La nuit tombée, l’équipe s’en alla. Babacar pris une chaise et s’installa sous l’arbre, la guitare près de lui. Il posa les mains sur ses genoux, puis s’entraîna à ne pas bouger, à ne pas tousser ou faire de bruit en respirant.

Des heures plus tard, il entendit la porte s’ouvrir, plus les pas au rez de chaussée. Il ferma les yeux. Le son des semelles de Catulle frappa le béton de la cour, et se rapprochèrent à quelques centimètres de lui.

« Babacar ! »

Le musicien ne broncha pas, serrant les paupières.

« Babacar ! » dit la voix d’un ton plus agressif.

« Babacar ! » Cet fois le timbre aboyait de colère.

Il ne bougeait pas d’un pouce, mais il sentait des sueurs froides lui couler sur le front. Catulle maugréait.

« Ou est-ce que ce diable a t’il bien pu passer… »

On piétina autour du musicien. Des piétinements qui parcouraient la cour. On passait sous son nez, on s’arrêta. Plus un son, à part celui de son cœur tambourinant contre son diaphragme. Toujours rien. Épuisé d’angoisse, Babacar ouvrit lentement un œil. Catulle était devant lui, regardant à gauche et à droite.

« Sa guitare est là… Il ne doit pas être bien loin. Mais je ne vois… qu’un œil ! »

Et immédiatement, le spectre plongea ses griffes vers le globe oculaire, et l’arracha d’un coup sec. Comment Babacar trouva t’il la force de rester muet ? Cela reste une énigme. Un liquide chaud coulait contre sa joue.

« Tant pis » dis Catulle « Je prends quand même cette cerise sanglante, cela prouvera que je suis venu le chercher… »

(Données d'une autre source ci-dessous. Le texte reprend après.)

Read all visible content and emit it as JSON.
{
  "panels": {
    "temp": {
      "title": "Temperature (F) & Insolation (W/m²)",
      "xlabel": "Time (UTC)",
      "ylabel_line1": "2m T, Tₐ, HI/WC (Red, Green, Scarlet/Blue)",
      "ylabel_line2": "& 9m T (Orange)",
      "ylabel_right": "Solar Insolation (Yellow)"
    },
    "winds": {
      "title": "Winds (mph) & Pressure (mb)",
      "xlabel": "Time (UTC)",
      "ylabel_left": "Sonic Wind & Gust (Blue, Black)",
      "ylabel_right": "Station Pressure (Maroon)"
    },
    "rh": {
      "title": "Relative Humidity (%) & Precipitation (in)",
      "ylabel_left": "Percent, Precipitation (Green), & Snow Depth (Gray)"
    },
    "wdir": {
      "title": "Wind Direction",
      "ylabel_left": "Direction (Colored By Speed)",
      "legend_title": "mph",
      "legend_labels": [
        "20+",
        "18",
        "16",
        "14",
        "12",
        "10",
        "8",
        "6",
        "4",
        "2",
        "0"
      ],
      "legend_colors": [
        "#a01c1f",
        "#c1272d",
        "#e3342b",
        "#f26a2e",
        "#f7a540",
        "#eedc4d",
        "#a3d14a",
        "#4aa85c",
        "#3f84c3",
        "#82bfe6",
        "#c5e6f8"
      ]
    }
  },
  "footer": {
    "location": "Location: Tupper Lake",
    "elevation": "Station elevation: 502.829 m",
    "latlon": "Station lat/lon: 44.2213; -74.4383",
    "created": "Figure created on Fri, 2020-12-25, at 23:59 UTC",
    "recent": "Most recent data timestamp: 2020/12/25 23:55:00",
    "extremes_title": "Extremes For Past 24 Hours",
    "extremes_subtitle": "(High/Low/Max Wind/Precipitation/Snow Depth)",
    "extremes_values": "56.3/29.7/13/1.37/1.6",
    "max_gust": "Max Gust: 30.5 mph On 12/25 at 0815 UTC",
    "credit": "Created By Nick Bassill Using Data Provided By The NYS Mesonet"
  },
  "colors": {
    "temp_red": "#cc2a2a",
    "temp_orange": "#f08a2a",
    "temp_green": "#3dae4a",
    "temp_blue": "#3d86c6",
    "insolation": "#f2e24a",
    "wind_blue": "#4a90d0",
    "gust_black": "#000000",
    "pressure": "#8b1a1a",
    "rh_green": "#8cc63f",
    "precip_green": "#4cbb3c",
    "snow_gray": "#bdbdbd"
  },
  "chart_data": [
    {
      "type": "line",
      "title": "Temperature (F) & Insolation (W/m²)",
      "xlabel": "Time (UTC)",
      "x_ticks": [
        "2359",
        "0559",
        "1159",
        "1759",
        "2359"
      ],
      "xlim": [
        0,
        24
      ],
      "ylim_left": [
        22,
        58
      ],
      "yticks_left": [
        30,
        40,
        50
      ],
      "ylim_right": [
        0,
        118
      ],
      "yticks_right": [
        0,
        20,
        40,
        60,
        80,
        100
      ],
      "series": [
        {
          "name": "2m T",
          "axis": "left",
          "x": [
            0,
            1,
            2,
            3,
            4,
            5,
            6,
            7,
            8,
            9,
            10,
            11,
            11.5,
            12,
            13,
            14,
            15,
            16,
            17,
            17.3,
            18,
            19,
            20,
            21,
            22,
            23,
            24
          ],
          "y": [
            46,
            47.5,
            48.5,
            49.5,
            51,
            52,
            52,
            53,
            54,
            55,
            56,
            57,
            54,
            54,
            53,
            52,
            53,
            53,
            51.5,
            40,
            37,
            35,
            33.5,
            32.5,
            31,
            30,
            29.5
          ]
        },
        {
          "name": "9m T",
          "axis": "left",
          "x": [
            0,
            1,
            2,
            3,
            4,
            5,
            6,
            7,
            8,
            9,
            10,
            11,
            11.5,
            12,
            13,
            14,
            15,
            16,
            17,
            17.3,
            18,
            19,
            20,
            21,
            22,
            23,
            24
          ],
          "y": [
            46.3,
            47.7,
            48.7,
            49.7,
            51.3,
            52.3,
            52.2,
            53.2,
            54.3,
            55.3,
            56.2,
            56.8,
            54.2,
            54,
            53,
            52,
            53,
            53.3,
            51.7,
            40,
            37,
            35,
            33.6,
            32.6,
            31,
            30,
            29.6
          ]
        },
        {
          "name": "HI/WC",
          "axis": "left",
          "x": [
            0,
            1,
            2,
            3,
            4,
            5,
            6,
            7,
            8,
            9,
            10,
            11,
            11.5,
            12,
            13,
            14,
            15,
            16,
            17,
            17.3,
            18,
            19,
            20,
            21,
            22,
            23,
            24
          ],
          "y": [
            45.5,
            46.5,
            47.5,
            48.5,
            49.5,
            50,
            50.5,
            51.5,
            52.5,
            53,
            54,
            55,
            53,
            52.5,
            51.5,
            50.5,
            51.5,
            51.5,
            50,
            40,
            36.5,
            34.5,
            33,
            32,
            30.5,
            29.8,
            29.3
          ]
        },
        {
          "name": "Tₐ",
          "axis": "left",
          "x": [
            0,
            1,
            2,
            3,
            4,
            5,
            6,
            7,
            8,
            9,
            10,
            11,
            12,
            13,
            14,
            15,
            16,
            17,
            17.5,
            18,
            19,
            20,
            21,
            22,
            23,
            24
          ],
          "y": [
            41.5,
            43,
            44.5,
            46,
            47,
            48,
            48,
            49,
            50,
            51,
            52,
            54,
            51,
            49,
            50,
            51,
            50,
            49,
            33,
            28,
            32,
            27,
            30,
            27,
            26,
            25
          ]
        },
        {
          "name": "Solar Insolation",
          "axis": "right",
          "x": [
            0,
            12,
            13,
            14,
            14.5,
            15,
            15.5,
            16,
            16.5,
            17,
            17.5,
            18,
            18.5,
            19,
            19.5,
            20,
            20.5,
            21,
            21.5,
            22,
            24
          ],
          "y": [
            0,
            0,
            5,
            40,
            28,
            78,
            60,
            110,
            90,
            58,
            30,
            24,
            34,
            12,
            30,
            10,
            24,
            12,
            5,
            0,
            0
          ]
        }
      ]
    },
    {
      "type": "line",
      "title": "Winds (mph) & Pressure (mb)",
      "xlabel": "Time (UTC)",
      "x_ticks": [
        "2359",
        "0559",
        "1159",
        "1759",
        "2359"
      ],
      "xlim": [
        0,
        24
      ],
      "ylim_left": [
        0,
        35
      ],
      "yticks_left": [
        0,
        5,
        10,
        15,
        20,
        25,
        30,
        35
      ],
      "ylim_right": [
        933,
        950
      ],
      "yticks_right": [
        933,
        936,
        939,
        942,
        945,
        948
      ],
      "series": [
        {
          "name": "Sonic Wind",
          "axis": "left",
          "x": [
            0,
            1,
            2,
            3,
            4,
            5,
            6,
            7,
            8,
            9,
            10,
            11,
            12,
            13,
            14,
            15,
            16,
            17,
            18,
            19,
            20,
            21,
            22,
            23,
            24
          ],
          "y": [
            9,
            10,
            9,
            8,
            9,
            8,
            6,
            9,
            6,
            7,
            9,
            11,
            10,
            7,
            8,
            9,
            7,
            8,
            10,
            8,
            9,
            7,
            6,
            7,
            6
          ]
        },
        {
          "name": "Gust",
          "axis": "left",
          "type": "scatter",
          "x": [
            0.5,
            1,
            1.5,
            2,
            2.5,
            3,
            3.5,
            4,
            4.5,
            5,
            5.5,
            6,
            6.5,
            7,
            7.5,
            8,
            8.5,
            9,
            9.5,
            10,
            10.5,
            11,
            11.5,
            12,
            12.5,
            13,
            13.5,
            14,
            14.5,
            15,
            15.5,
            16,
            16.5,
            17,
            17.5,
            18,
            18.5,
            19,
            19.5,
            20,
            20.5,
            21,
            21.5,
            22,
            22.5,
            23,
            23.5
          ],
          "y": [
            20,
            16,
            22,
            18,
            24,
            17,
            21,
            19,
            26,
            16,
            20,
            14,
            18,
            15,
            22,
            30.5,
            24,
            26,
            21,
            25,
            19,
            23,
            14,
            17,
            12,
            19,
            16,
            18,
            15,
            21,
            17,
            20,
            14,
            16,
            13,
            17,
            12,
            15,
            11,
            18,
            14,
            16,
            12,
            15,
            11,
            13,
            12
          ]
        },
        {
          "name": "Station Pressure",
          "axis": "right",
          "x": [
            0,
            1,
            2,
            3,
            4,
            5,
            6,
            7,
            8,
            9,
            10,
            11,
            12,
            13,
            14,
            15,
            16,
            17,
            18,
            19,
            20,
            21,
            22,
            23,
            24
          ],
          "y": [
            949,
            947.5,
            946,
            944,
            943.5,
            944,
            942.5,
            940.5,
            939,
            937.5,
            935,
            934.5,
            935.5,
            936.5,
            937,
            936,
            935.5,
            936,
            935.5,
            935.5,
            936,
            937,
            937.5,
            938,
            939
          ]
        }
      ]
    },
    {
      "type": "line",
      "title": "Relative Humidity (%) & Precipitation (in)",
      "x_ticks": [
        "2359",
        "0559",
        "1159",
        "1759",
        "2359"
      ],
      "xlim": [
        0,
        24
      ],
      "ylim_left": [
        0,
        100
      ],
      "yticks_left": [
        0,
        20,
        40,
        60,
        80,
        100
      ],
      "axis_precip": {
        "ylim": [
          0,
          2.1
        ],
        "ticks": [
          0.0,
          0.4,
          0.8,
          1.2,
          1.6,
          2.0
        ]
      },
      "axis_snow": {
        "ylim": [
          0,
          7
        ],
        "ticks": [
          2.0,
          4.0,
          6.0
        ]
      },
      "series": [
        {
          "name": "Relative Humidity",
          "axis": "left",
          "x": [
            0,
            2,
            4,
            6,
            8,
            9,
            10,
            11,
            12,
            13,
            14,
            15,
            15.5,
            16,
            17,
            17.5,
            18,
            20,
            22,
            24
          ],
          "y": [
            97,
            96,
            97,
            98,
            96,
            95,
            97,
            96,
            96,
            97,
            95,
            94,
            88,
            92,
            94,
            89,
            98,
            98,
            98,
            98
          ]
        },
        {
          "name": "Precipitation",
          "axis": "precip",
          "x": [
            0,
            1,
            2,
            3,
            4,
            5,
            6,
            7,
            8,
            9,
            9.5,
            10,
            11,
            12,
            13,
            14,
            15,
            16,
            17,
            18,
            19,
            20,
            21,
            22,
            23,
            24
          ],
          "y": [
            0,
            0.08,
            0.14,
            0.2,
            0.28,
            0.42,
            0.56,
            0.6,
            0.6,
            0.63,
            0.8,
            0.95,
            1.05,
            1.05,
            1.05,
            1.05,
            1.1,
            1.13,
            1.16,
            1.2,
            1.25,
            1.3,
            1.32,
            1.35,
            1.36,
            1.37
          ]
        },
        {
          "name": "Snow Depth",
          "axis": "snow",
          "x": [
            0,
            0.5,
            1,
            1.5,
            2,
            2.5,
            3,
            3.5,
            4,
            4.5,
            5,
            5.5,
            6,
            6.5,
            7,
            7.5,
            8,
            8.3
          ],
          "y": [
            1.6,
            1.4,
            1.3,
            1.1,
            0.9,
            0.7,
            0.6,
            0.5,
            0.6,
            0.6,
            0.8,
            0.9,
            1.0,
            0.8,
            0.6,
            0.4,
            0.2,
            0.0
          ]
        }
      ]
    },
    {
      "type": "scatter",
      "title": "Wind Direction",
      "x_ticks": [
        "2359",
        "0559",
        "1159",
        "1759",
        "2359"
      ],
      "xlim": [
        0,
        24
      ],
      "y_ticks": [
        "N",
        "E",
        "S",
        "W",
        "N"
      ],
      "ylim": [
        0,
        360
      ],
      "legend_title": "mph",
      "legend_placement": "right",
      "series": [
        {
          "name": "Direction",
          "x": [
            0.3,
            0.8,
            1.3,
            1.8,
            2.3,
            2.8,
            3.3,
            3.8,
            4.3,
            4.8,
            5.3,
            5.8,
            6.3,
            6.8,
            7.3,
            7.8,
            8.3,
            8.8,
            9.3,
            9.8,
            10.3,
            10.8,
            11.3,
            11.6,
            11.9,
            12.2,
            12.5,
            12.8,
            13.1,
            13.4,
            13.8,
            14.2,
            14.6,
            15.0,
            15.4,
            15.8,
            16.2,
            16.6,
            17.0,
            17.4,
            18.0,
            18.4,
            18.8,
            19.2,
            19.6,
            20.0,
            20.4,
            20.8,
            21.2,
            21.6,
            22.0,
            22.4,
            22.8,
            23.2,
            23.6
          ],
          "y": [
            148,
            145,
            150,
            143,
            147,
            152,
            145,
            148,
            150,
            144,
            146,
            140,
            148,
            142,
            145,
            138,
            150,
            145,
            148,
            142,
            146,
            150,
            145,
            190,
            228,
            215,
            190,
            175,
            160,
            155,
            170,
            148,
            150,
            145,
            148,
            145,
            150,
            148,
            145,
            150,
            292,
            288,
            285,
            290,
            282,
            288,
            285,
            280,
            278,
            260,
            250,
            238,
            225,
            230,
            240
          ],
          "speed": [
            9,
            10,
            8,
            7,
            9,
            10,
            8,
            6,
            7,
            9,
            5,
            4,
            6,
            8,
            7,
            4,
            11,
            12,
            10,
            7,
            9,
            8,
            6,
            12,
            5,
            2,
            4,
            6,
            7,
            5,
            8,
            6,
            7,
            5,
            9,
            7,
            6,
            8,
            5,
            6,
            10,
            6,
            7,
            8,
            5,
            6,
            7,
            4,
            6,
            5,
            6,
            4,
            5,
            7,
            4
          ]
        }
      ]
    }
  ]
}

Vers cinq heures du matin l’équipe rentra, et se hâta d’aller dans la cour. Spectacle horrible : le pauvre Babacar était prostré dans sa position assise, un œil crevé. Quand le vieux le toucha, il libera soudain toute sa douleur en cri abominable, qui alluma toutes les fenêtres du pâté de maisons.

Dans le camion qui emmenait le survivant, le marseillais lui parlait avec l’affection d’un père.

« Babacar, mon petit, je t’avais dit de ne pas ouvrir les yeux. Mais dans de pareilles circonstances, je comprends que tu n’aies pas pu résister à la curiosité. Tu as fait preuve d’un immense courage. Ce qui compte, c’est que tu sois en vie ! L’emprise est terminée, ils ne viendront plus. Tu vas vivre, Babacar, tu vas vivre et continuer de rendre les gens heureux avec ta musique. Je serai toujours là pour toi. »

Grâce aux soins des docteurs, Babacar fut remis sur pied. Son extraordinaire histoire se répandit hors des limites de Marseille, et la rumeur de l’artiste talentueux attira place Notre Dame du Mont des gens venus de toute la France. Il fut repéré par une grande maison de disques, et devint une vedette richissime, qui reversa la plus grande partie de ses biens au vieux marseillais et au foyer pour sans-abris. Mais depuis ce jour d’exorcisme, on ne l’appela plus que « Babacar le Borgne ».